Northern Ireland

Paramilitary disbandment strategy panel unveiled

IRA mural Image copyright PAcemaker
Image caption The panel will come up with recommendations on how to disband paramilitary groups.

A panel has been appointed to develop proposals for a strategy to disband Northern Ireland paramilitary groups.

The panel was one of the key components of the Fresh Start Agreement.

It is made up of Lord Alderdice, Monica McWilliams and John McBurney, who will report to the Stormont Executive before the end of May 2016.

First Minister Peter Robinson said the panel would "point the way in which we as a society can remove their [paramilitaries'] scourge".

He added: "There can be no place for paramilitarism in the new Northern Ireland. That day has gone."

Deputy First Minister Martin McGuinness said: "I have repeatedly challenged armed groups and criminality over many years and today we send out another strong, united message there is absolutely no place for armed groups or criminality in our society."

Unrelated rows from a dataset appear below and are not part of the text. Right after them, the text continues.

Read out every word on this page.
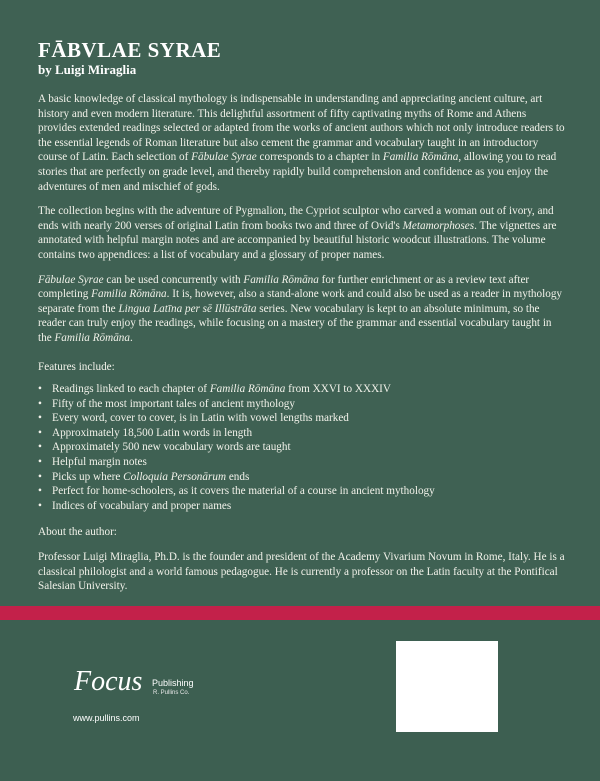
FĀBVLAE SYRAE
by Luigi Miraglia

A basic knowledge of classical mythology is indispensable in understanding and appreciating ancient culture, art history and even modern literature. This delightful assortment of fifty captivating myths of Rome and Athens provides extended readings selected or adapted from the works of ancient authors which not only introduce readers to the essential legends of Roman literature but also cement the grammar and vocabulary taught in an introductory course of Latin. Each selection of Fābulae Syrae corresponds to a chapter in Familia Rōmāna, allowing you to read stories that are perfectly on grade level, and thereby rapidly build comprehension and confidence as you enjoy the adventures of men and mischief of gods.

The collection begins with the adventure of Pygmalion, the Cypriot sculptor who carved a woman out of ivory, and ends with nearly 200 verses of original Latin from books two and three of Ovid's Metamorphoses. The vignettes are annotated with helpful margin notes and are accompanied by beautiful historic woodcut illustrations. The volume contains two appendices: a list of vocabulary and a glossary of proper names.

Fābulae Syrae can be used concurrently with Familia Rōmāna for further enrichment or as a review text after completing Familia Rōmāna. It is, however, also a stand-alone work and could also be used as a reader in mythology separate from the Lingua Latīna per sē Illūstrāta series. New vocabulary is kept to an absolute minimum, so the reader can truly enjoy the readings, while focusing on a mastery of the grammar and essential vocabulary taught in the Familia Rōmāna.

Features include:

• Readings linked to each chapter of Familia Rōmāna from XXVI to XXXIV
• Fifty of the most important tales of ancient mythology
• Every word, cover to cover, is in Latin with vowel lengths marked
• Approximately 18,500 Latin words in length
• Approximately 500 new vocabulary words are taught
• Helpful margin notes
• Picks up where Colloquia Personārum ends
• Perfect for home-schoolers, as it covers the material of a course in ancient mythology
• Indices of vocabulary and proper names

About the author:

Professor Luigi Miraglia, Ph.D. is the founder and president of the Academy Vivarium Novum in Rome, Italy. He is a classical philologist and a world famous pedagogue. He is currently a professor on the Latin faculty at the Pontifical Salesian University.

Focus Publishing
R. Pullins Co.
www.pullins.com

Justice Minister David Ford said the panel would complement the work already being done to fight organised crime and paramilitarism.

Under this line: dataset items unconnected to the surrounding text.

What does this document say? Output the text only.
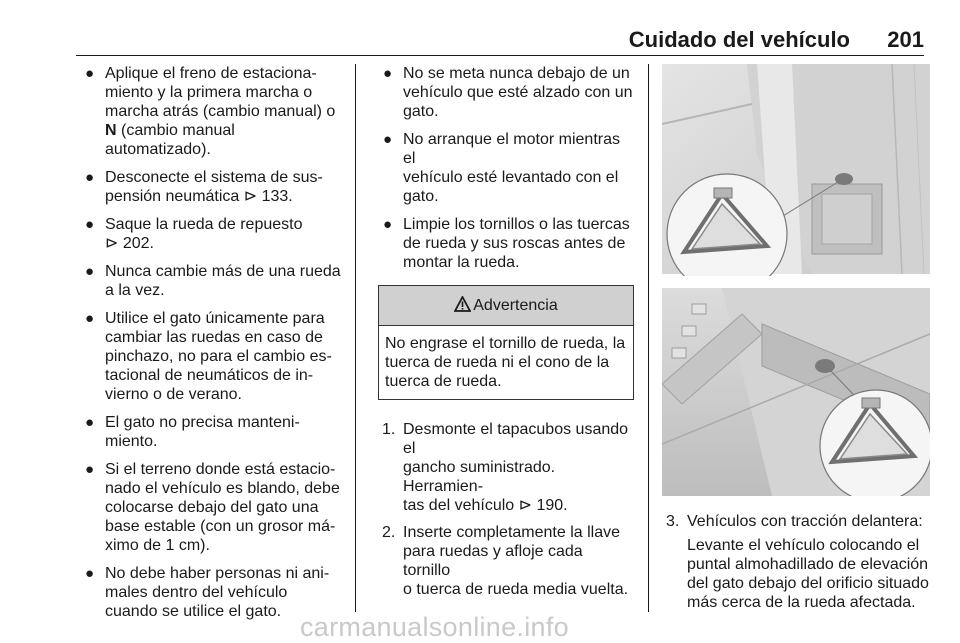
Cuidado del vehículo 201
● Aplique el freno de estaciona-
miento y la primera marcha o
marcha atrás (cambio manual) o
N (cambio manual
automatizado).
● Desconecte el sistema de sus-
pensión neumática ⊳ 133.
● Saque la rueda de repuesto
⊳ 202.
● Nunca cambie más de una rueda
a la vez.
● Utilice el gato únicamente para
cambiar las ruedas en caso de
pinchazo, no para el cambio es-
tacional de neumáticos de in-
vierno o de verano.
● El gato no precisa manteni-
miento.
● Si el terreno donde está estacio-
nado el vehículo es blando, debe
colocarse debajo del gato una
base estable (con un grosor má-
ximo de 1 cm).
● No debe haber personas ni ani-
males dentro del vehículo
cuando se utilice el gato.
● No se meta nunca debajo de un
vehículo que esté alzado con un
gato.
● No arranque el motor mientras el
vehículo esté levantado con el
gato.
● Limpie los tornillos o las tuercas
de rueda y sus roscas antes de
montar la rueda.
Advertencia
No engrase el tornillo de rueda, la
tuerca de rueda ni el cono de la
tuerca de rueda.
1. Desmonte el tapacubos usando el
gancho suministrado. Herramien-
tas del vehículo ⊳ 190.
2. Inserte completamente la llave
para ruedas y afloje cada tornillo
o tuerca de rueda media vuelta.
3. Vehículos con tracción delantera:
Levante el vehículo colocando el
puntal almohadillado de elevación
del gato debajo del orificio situado
más cerca de la rueda afectada.
carmanualsonline.info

Assessment of paramilitary groups

Lord Alderdice is currently the Liberal Democrats' Lords spokesperson for Northern Ireland. He was leader of the Alliance Party from 1987-1998 and speaker of the assembly from 1998-2004. He was also a member of the Independent Monitoring Commission from 2004.

Monica McWilliams is professor of women's studies at Ulster University. She was previously chief commissioner of the Northern Ireland Human Rights Commission, a founding member of the Women's Coalition and an MLA from 1998 to 2003.

John McBurney qualified as a solicitor in 1979 and has been in practice in Northern Ireland since that time. He has served on the Law Society Council and many of its committees.

In October, the government published an assessment of paramilitary groups in Northern Ireland.

The report, jointly drafted by the Police Service of Northern Ireland and MI5, was commissioned following the murder in August of Belfast man Kevin McGuigan Sr. A political crisis was prompted by the police's belief that current IRA members were involved in the killing.

Among its findings was that the Provisional IRA's structures, including its ruling 'army council' remains in existence.

It also found that UVF structures remain in place and there has been some evidence of recruitment while the UDA remained in existence but have limited control over members' activities.